La enfermera gritó emocionada, y su voz atrajo la atención de los médicos de dentro, y del director y los demás de fuera. Todos se volvieron hacia el monitor y, en efecto, vieron que los datos comenzaban a recuperarse, volviendo gradualmente a sus valores normales.
Además de rebosar de alegría, el grupo de médicos y enfermeras estaba completamente atónito, mirando a Chen Feng con incredulidad, en especial las enfermeras. Sus ojos se llenaron de lágrimas, como si estuvieran prendadas de él, verdaderamente impresionadas por el semidiós de la medicina que acababa de reanimar con sus puños a una paciente que parecía haber perdido todo signo vital.
Los médicos que estaban junto a Chen Feng estaban igual de conmocionados, con los ojos como platos. ¿Podría ser esa la destreza de la Primera Cuchilla, de renombre mundial? En efecto, sus habilidades médicas no eran un mero rumor, sino que eran realmente inigualables.
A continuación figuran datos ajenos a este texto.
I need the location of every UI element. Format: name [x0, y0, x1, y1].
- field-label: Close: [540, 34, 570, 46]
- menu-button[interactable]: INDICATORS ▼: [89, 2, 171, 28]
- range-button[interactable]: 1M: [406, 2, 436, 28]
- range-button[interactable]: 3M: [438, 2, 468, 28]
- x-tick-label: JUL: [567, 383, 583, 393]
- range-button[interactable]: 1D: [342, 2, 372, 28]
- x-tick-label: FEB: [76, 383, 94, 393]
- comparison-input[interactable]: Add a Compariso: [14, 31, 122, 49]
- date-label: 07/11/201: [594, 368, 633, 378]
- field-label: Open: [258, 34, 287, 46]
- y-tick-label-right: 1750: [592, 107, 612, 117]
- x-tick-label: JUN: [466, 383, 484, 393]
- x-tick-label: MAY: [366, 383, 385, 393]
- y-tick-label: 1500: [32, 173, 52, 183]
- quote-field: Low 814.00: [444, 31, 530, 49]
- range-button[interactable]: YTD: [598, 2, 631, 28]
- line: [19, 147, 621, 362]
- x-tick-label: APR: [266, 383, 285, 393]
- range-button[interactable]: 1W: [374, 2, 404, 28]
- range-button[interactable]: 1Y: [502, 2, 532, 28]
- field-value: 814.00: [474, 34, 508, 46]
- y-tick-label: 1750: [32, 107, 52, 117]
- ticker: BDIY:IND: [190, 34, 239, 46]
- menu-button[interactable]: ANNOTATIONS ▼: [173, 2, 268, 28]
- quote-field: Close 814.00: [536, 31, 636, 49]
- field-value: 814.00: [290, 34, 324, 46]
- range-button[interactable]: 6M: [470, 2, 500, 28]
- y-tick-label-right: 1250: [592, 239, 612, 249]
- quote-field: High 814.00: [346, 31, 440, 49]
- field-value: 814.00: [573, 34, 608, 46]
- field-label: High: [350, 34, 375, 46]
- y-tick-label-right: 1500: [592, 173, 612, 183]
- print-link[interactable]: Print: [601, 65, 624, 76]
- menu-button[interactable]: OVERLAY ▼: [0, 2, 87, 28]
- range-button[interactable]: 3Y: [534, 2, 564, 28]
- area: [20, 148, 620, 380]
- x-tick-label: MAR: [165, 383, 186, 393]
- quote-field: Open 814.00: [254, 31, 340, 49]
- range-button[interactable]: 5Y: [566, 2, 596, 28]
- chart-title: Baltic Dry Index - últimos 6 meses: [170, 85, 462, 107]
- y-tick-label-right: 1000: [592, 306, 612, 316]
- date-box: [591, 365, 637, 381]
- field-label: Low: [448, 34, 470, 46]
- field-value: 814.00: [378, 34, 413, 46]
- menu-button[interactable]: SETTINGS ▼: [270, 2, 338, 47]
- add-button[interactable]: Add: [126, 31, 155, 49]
Después de transferir una gran cantidad de su Qi Verdadero, Chen Feng había logrado reanimar a Luo Yuxuan, pero él mismo quedó al borde del colapso. Se volvió rápidamente hacia el atónito doctor y le dijo: —De acuerdo, ahora que ha recuperado el pulso, sácale sangre de inmediato y analízala en busca de sustancias tóxicas.
—Sí, sí. Enfermeras, saquen sangre ahora mismo para analizarla y luego inyecten a la paciente… —ordenó el doctor de inmediato, indicando a las enfermeras que le administraran fármacos para evitar que el veneno se extendiera por su cuerpo.
Era solo el primer paso de la reanimación. Sin un antídoto, nadie se atrevía a relajarse. Chen Feng vigilaba de cerca el estado de Luo Yuxuan, asegurándose de que el veneno no llegara a su corazón.
Como el veneno había entrado en su cuerpo a través de la piel y no por ingestión, no necesitaba un lavado de estómago. En su lugar, debían encontrar la manera de eliminar o diluir las toxinas de su cuerpo y sangre, pero eso solo podría hacerse una vez que supieran de qué veneno se trataba, para poder proceder con la desintoxicación.
La enfermera tomó rápidamente la muestra de sangre y la envió a toda prisa fuera de la sala de urgencias, al centro de toxicología para su análisis. Mientras tanto, la gente de fuera no paraba de hablar sobre las habilidades de Chen Feng. El desfibrilador profesional no había funcionado y, sin embargo, con nada más que sus puños, Chen Feng había logrado reanimar el corazón de la paciente. ¿Acaso eso no era pericia?
Gracias a la participación de Chen Feng y al apoyo del director, lo que normalmente habría tardado días en detectarse se consiguió en solo media hora, agilizando el proceso sin contratiempos. El veneno en el cuerpo de Luo Yuxuan no era una única toxina, sino una mezcla de varios venenos diferentes; un nuevo tipo de veneno que ni siquiera en el hospital habían visto antes, de una toxicidad extremadamente potente.